L’allegoria del maccartismo
A caratterizzare la figura di Kane, inoltre, è la consapevolezza di non poter sconfiggere Miller da solo e la prontezza con cui riconosce il bisogno di farsi appoggiare dal resto della comunità. Se nei western tradizionali il protagonista era presentato quasi sempre come un eroe granitico e ben disposto al sacrificio, lo sceriffo di Gary Cooper è un personaggio assai più umano, la cui integrità gli costa l’indifferenza e l’ostracismo da parte di coloro a cui ha dedicato la propria vita: non era difficile, insomma, leggere in questa vicenda un’allegoria dell’isolamento a cui erano stati condannati gli “eroi solitari” che si erano rifiutati di aderire alla crociata anticomunista di McCarthy e soci. È un’interpretazione elaborata ancor prima delle riprese: John Wayne, icona del western e prima scelta della produzione, ma animato da un furore reazionario contro ogni tendenza liberal, rifiuterà infatti il ruolo di Kane e non lesinerà parole di disprezzo per il film («la cosa più antiamericana che abbia visto in tutta la mia vita»).

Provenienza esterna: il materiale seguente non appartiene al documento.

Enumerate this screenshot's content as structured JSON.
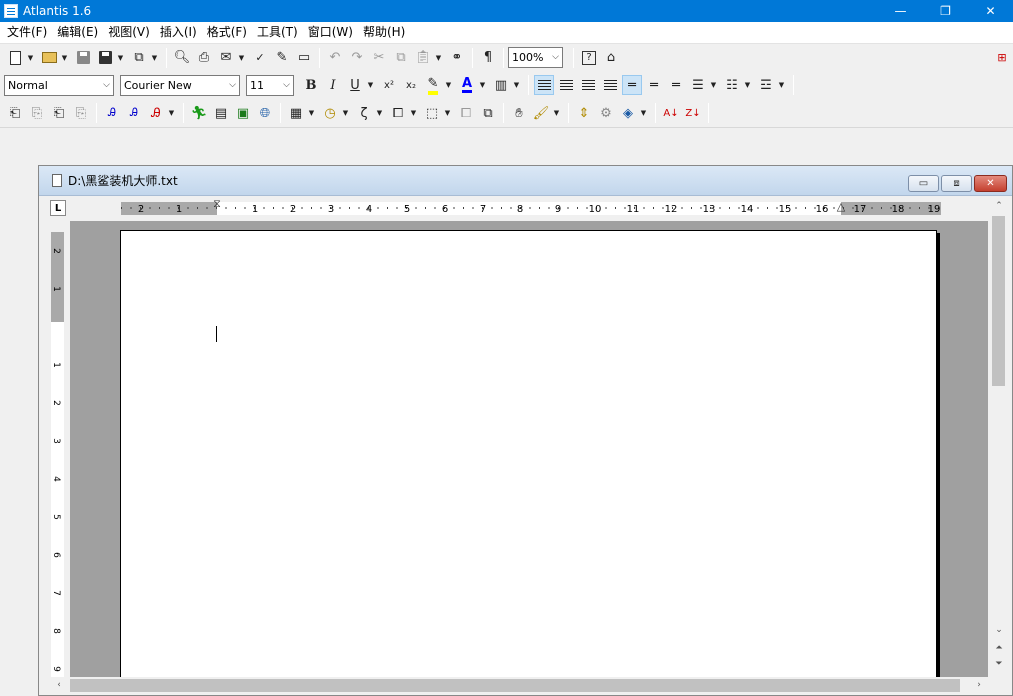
{
  "app": {
    "title": "Atlantis 1.6"
  },
  "window_buttons": {
    "minimize": "—",
    "maximize": "❐",
    "close": "✕"
  },
  "menu": [
    "文件(F)",
    "编辑(E)",
    "视图(V)",
    "插入(I)",
    "格式(F)",
    "工具(T)",
    "窗口(W)",
    "帮助(H)"
  ],
  "toolbar_standard": {
    "zoom": "100%",
    "pilcrow": "¶"
  },
  "toolbar_format": {
    "style": "Normal",
    "font": "Courier New",
    "size": "11",
    "bold": "B",
    "italic": "I",
    "underline": "U",
    "superscript": "x²",
    "subscript": "x₂",
    "highlight_color": "#ffff00",
    "font_color_letter": "A",
    "font_color": "#0000ff"
  },
  "document": {
    "title": "D:\\黑鲨装机大师.txt"
  },
  "ruler": {
    "corner": "L",
    "h_ticks": [
      "2",
      "1",
      "1",
      "2",
      "3",
      "4",
      "5",
      "6",
      "7",
      "8",
      "9",
      "10",
      "11",
      "12",
      "13",
      "14",
      "15",
      "16",
      "17",
      "18",
      "19"
    ],
    "v_ticks": [
      "2",
      "1",
      "1",
      "2",
      "3",
      "4",
      "5",
      "6",
      "7",
      "8",
      "9"
    ]
  },
  "colors": {
    "titlebar": "#0078d7",
    "workspace": "#ababab",
    "page": "#ffffff"
  }
}
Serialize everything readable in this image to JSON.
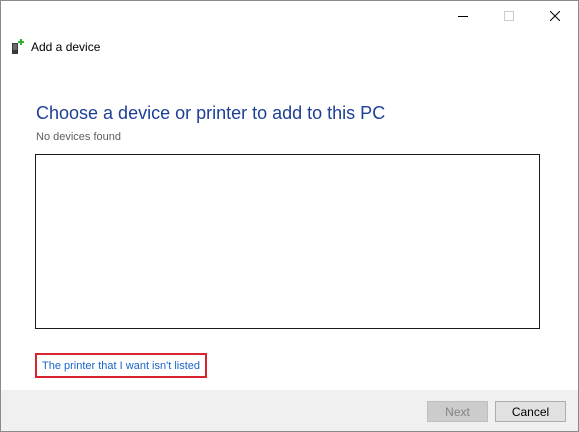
{
  "window": {
    "title": "Add a device",
    "controls": {
      "minimize_icon": "minimize-icon",
      "maximize_icon": "maximize-icon",
      "close_icon": "close-icon"
    }
  },
  "main": {
    "heading": "Choose a device or printer to add to this PC",
    "status": "No devices found",
    "device_list": [],
    "printer_link": "The printer that I want isn't listed"
  },
  "footer": {
    "next_label": "Next",
    "next_enabled": false,
    "cancel_label": "Cancel"
  },
  "colors": {
    "heading": "#1e3f96",
    "link": "#1964c8",
    "highlight_border": "#d9232e",
    "footer_bg": "#f0f0f0",
    "icon_green": "#2db52d"
  }
}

Un capolavoro che ci racconta l’America di ieri
Per l’ultracinquantenne Gary Cooper, che ha già un’illustre filmografia alle spalle, Mezzogiorno di fuoco segnerà l’apice del successo, e Will Kane il personaggio per il quale sarebbe stato ricordato nei decenni a venire e che gli sarebbe valso la conquista del suo secondo Oscar come miglior attore (per ironia della sorte, a ritirare il premio in sua vece sarà proprio John Wayne). Accolto dall’ottimo responso del pubblico e ricompensato con quattro Oscar (fra cui quelli per il montaggio, le musiche e la canzone The Ballad of High Noon), il film di Fred Zinnemann non tarda a guadagnarsi lo statuto di classico e a settant’anni di distanza rimane uno dei capolavori del cinema americano. Ma al di là dei meriti artistici, la sua importanza risiede anche nel modo in cui, attraverso la lotta per la sopravvivenza dello sceriffo Kane, Mezzogiorno di fuoco riflette la lotta che nel frattempo si stava consumando a Hollywood; e nell’amarezza di Kane, che nell’epilogo getta al suolo la stella da sceriffo, si può ravvisare l’amarezza di un paese lacerato e che, ancora per qualche anno, si sarebbe visto privato dei diritti fondamentali di ogni democrazia.